— Par Sylvie Laurent, américaniste (Sciences Po), auteure de Martin Luther King, une biographie, à paraître au Seuil au printemps 2015.—
A ceux qui pensaient que la crise démocratique provoquée par le spectacle odieux de l’injustice raciale et de la brutalité policière quotidienne aux États-Unis était déjà derrière nous, la révélation cette semaine du meurtre d’un énième jeune Noir, Antonio Martin, par un policier blanc à quelques kilomètres de Ferguson, Missouri, tristement célèbre, offre un réveil brutal.
Elle suit pourtant de quelques jours à peine l’assassinat de deux policiers blancs à Brooklyn par un jeune Africain-Américain du nom d’Ismaaiyl Brinsley, qui prétendait « venger » Eric Garner et Michael Brown (tués par des officiers de police qui ne furent pas poursuivis). On ne sait à cette heure si ce dernier a véritablement voulu commettre un acte politique. Ni si, comme le prétend la police du Missouri, Martin était armé et menaçant. La machine politico-médiatique est pourtant déjà en marche, qui dépeignait hier Brinsley comme un « forcené », un « barbare » n’ayant été guidé que par sa propre folie, et aujourd’hui Martin comme un délinquant « sur le point de tirer ».

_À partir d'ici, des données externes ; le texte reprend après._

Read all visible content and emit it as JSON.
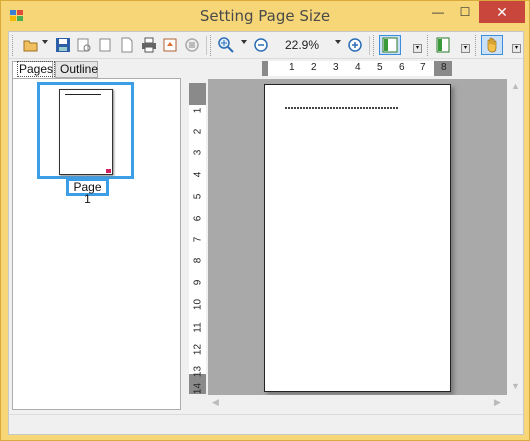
{
  "window": {
    "title": "Setting Page Size",
    "minimize_glyph": "—",
    "maximize_glyph": "☐",
    "close_glyph": "✕"
  },
  "toolbar": {
    "items": [
      "open-icon",
      "save-icon",
      "print-preview-icon",
      "single-page-icon",
      "blank-page-icon",
      "print-icon",
      "export-icon",
      "stop-icon",
      "zoom-in-icon",
      "zoom-out-icon",
      "zoom-in-plus-icon",
      "thumbnail-panel-icon",
      "page-view-icon",
      "hand-tool-icon"
    ],
    "zoom_value": "22.9%"
  },
  "tabs": {
    "pages": "Pages",
    "outline": "Outline"
  },
  "thumbnails": [
    {
      "label": "Page 1"
    }
  ],
  "ruler": {
    "horizontal": [
      "1",
      "2",
      "3",
      "4",
      "5",
      "6",
      "7",
      "8"
    ],
    "vertical": [
      "1",
      "2",
      "3",
      "4",
      "5",
      "6",
      "7",
      "8",
      "9",
      "10",
      "11",
      "12",
      "13",
      "14"
    ]
  },
  "colors": {
    "title_bar": "#f6d677",
    "close_button": "#c9463d",
    "selection": "#3b9ee6",
    "viewer_bg": "#a9a9a9"
  }
}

Déjà, on voit les cas Brinsley et Martin être brandis par les avocats du statu quo afin de renverser la charge de la culpabilité dans le face-à-face entre police blanche et population noire, la rhétorique du déni accusant même les manifestants pour la justice d’être les responsables de la violence. Demander justice serait source de chaos, de perturbation, de confusion voire de « propagande ».
Il s’agit en réalité pour ces grands dénégateurs d’occulter opportunément la force démocratique du mouvement de protestation contre le racisme d’État qui traverse les États-Unis depuis plusieurs mois et qui s’est cristallisé il y a deux semaines en un jour national « de résistance » rappelant les grandes heures de la désobéissance civile américaine, non violente et plus que légitime, nécessaire.
Oppression des Noirs
Ces événements sont en effet les soubresauts tragiques d’une séquence historique entamée l’été dernier et qui expose au grand jour la réalité d’une oppression noire américaine qui n’a que trop duré. En tout cas pour une partie du pays qui – malgré sa mobilisation continue – peine à se faire entendre. Depuis août, les manifestations se multiplient aux quatre coins du pays. Le samedi 13 décembre, des dizaines de milliers d’indignés ont défilé à Washington pour réclamer que l’État fasse valoir la justice. Au même moment, dans les rues de New York, plus de 25 000 personnes ont elles aussi protesté, révoltées par décision du grand jury de la ville de ne pas poursuivre le policier Daniel Pantaleo, coupable d’avoir, sous l’œil d’une caméra, étranglé Eric Garner malgré les supplications de ce dernier – « je ne peux plus respirer ».
A Oakland, Baltimore et Saint-Louis, comme dans des dizaines de villes du pays, on entend les cris de ralliement « Ne tirez pas ! », « Les vies de Noirs comptent ! » et surtout « Je ne peux plus respirer ». Ne nous y trompons pas, il ne s’agit pas d’une soudaine éruption, d’une manifestation d’humeur urbaine provoquée par trois « bavures » policières particulièrement médiatisées (Mike Brown à Ferguson, Eric Garner à Staten Island et Tamir Rice à Cleveland). D’ailleurs, on peut d’ores et déjà ajouter deux autres cas : Dontre Hamilton, tué de quatorze balles par des policiers à Milwaukee, et John Crawford III, tué dans l’Ohio.